Aaron: There’s a few key focuses for us. One is ensuring that we’re not just talking about things like links and technical issues and content and everything. Our approach is to make them understand that our goal is to help them have a positive business impact and if we’re not getting them leads in sales, we’re not doing our job. And so, it’s turning the focus on to that. One of the other things we do, is also focus on insuring that we can show how we are going to get to that positive [??] and showing forecasting of numbers and conversions and those sort of things.
The other thing, is through developing different credibility indicators. We talked earlier about the places that I had published to and the people I’m associated with – it’s using that in a way to position ourselves as the experts in the industry. A bit part of it comes down to stating how you deal with smaller companies that can be a bit more agile than these bigger companies, how we can know work with you closer and be great in terms of customer engagement and customer service. So, those are the areas we focus on a lot.

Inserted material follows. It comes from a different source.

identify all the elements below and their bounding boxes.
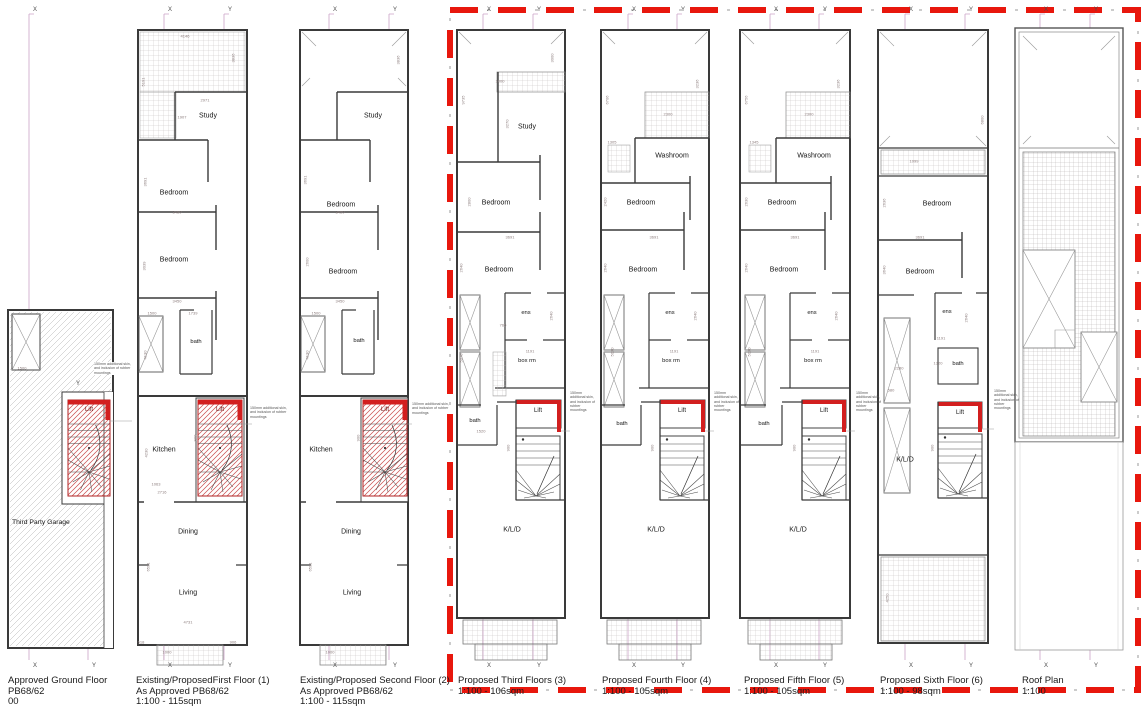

Andrew: Are you married now, to your fiancee from earlier or did I just assume that you are? And is this Gianne [SP]?
Aaron: Gianne, yes.
Andrew: And you guys didn’t share a last name after the wedding, right?

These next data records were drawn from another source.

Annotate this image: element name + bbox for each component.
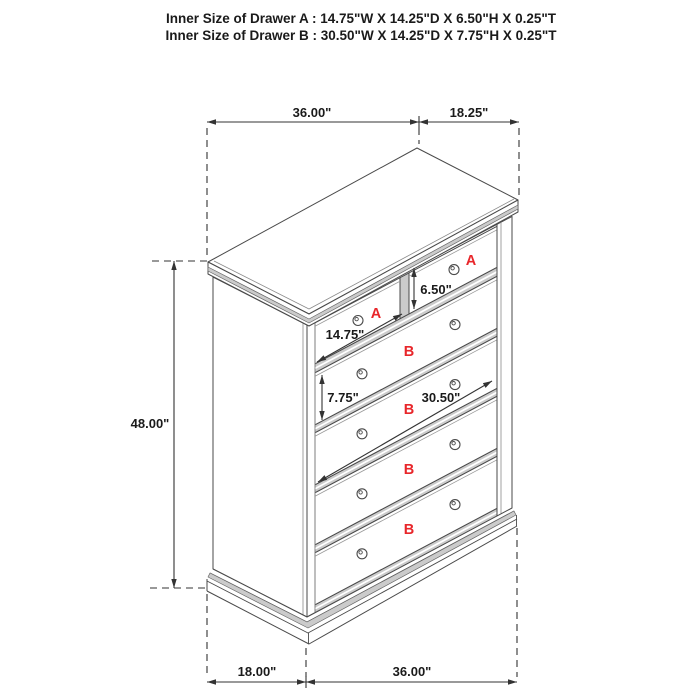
drawer-a1-label: A <box>371 306 382 322</box>
dim-top-width-label: 36.00" <box>293 105 332 120</box>
drawer-b4-label: B <box>404 522 414 538</box>
drawer-b1-label: B <box>404 344 414 360</box>
diagram-svg: 36.00" 18.25" 48.00" 18.00" 36.00" 6.50"… <box>0 0 700 700</box>
dim-drawer-b-height-label: 7.75" <box>327 390 358 405</box>
dim-height-label: 48.00" <box>131 416 170 431</box>
dim-drawer-a-width-label: 14.75" <box>326 327 365 342</box>
dim-drawer-a-height-label: 6.50" <box>420 282 451 297</box>
diagram-canvas: Inner Size of Drawer A : 14.75"W X 14.25… <box>0 0 700 700</box>
drawer-b2-label: B <box>404 402 414 418</box>
dim-bottom-depth-label: 18.00" <box>238 664 277 679</box>
dim-top-depth-label: 18.25" <box>450 105 489 120</box>
drawer-b3-label: B <box>404 462 414 478</box>
dim-drawer-b-width-label: 30.50" <box>422 390 461 405</box>
dim-bottom-width-label: 36.00" <box>393 664 432 679</box>
drawer-a2-label: A <box>466 253 477 269</box>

Andrew: Okay, so I see her on the site so she…
Aaron: [??] It’s one of the things on the list.
Andrew: Valeria Go [SP] is another one, Micah, am I pronouncing his name?

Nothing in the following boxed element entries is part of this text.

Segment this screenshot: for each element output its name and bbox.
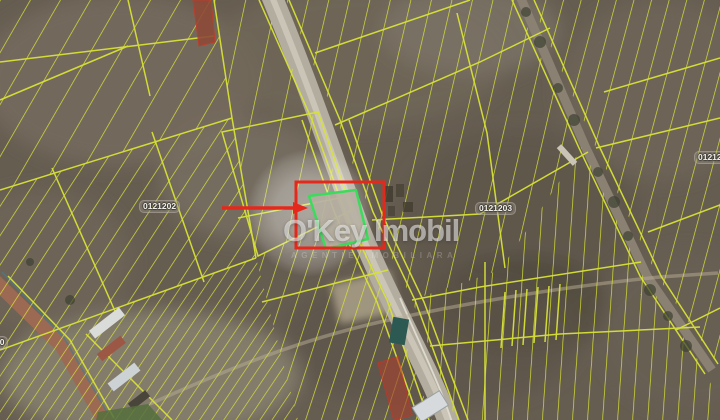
farm-structure [403, 202, 413, 212]
farm-structure [396, 184, 404, 197]
map-canvas[interactable] [0, 0, 720, 420]
farm-structure [388, 206, 395, 216]
map-viewport[interactable]: O'Key Imobil AGENTIE IMOBILIARA 0121202 … [0, 0, 720, 420]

Andrew: Micah, Micah. He’s another person who’s working. How did you find the team of people who you hired?
Aaron: Some of them came through [??]. Marco, we’ve been associated with for a while, and Sanady [SP] has done some really good work, oversees. He’s been living in Malaysia for 8 years, working with some industry giants over there in a different field, but we wanted to bring those, sort of big business expertise back through to our business. As you noted, we are going through considerable growth at the moment, and to leverage his expertise to build structure and process around that was pretty essential, and it’s paying off.
Andrew: All right, one final question, really random, but I’m looking through similar websites to see where your traffic is coming from, where it’s going, and I see something called Samujana.com that you are sending traffic to. What is that?
Aaron: They are a client of ours. They are a big villa estate that is located in Koh Samui, Thailand. You should check out their website.
Andrew: I see it. I see these beautiful villas. I see a three bedroom villa, 11A, let’s see how much it costs.
Aaron: They are very expensive, but very worth it.
Andrew: I see, and so, why are you sending traffic to them from your site?
Aaron: I’m not. I have a link to them saying that they are one of our customers. I didn’t realize that it was stating that we were sending a lot of traffic out.
Andrew: I guess you don’t send that much traffic out, so it’s a big percentage of the traffic that you send out. Boy, this is beautiful, dude. And, it’s only about 600 bucks for this.
Aaron: Yeah. It’s a really impressive place and it sounds like I’m talking it up because they are a customer, but honestly I’ve stayed there a few times and it’s amazing.
Andrew: Wow. Yeah, it’s stunning. That has to be one of the perks of running this business, huh?
Aaron: A perk? Yeah, I do pay to go there but it is nice to be involved in a beautiful business in a beautiful place like that.
Andrew: All right. Well, the company is Louder Online. Is the URL louder.com.au?
Aaron: It’s louderonline.au.
Andrew: Of course, louderonline.au. Cool. Thank you so much for doing this, Aaron.. Thank you for introducing me. Thanks so much for putting up with the questions before we started. I feel like it made for a really good interview.
Aaron: Yeah. I appreciate your time and keep up the good work with what you are doing. I have always been a fan, so good work. Thank you.
Andrew: It’s so cool now to see that more and more people I interview are fans. People who watch the interviews, who have seen it, who have learned from it and now they are here to give back. Thanks. Thank you all for being a part of it. Bye, everyone!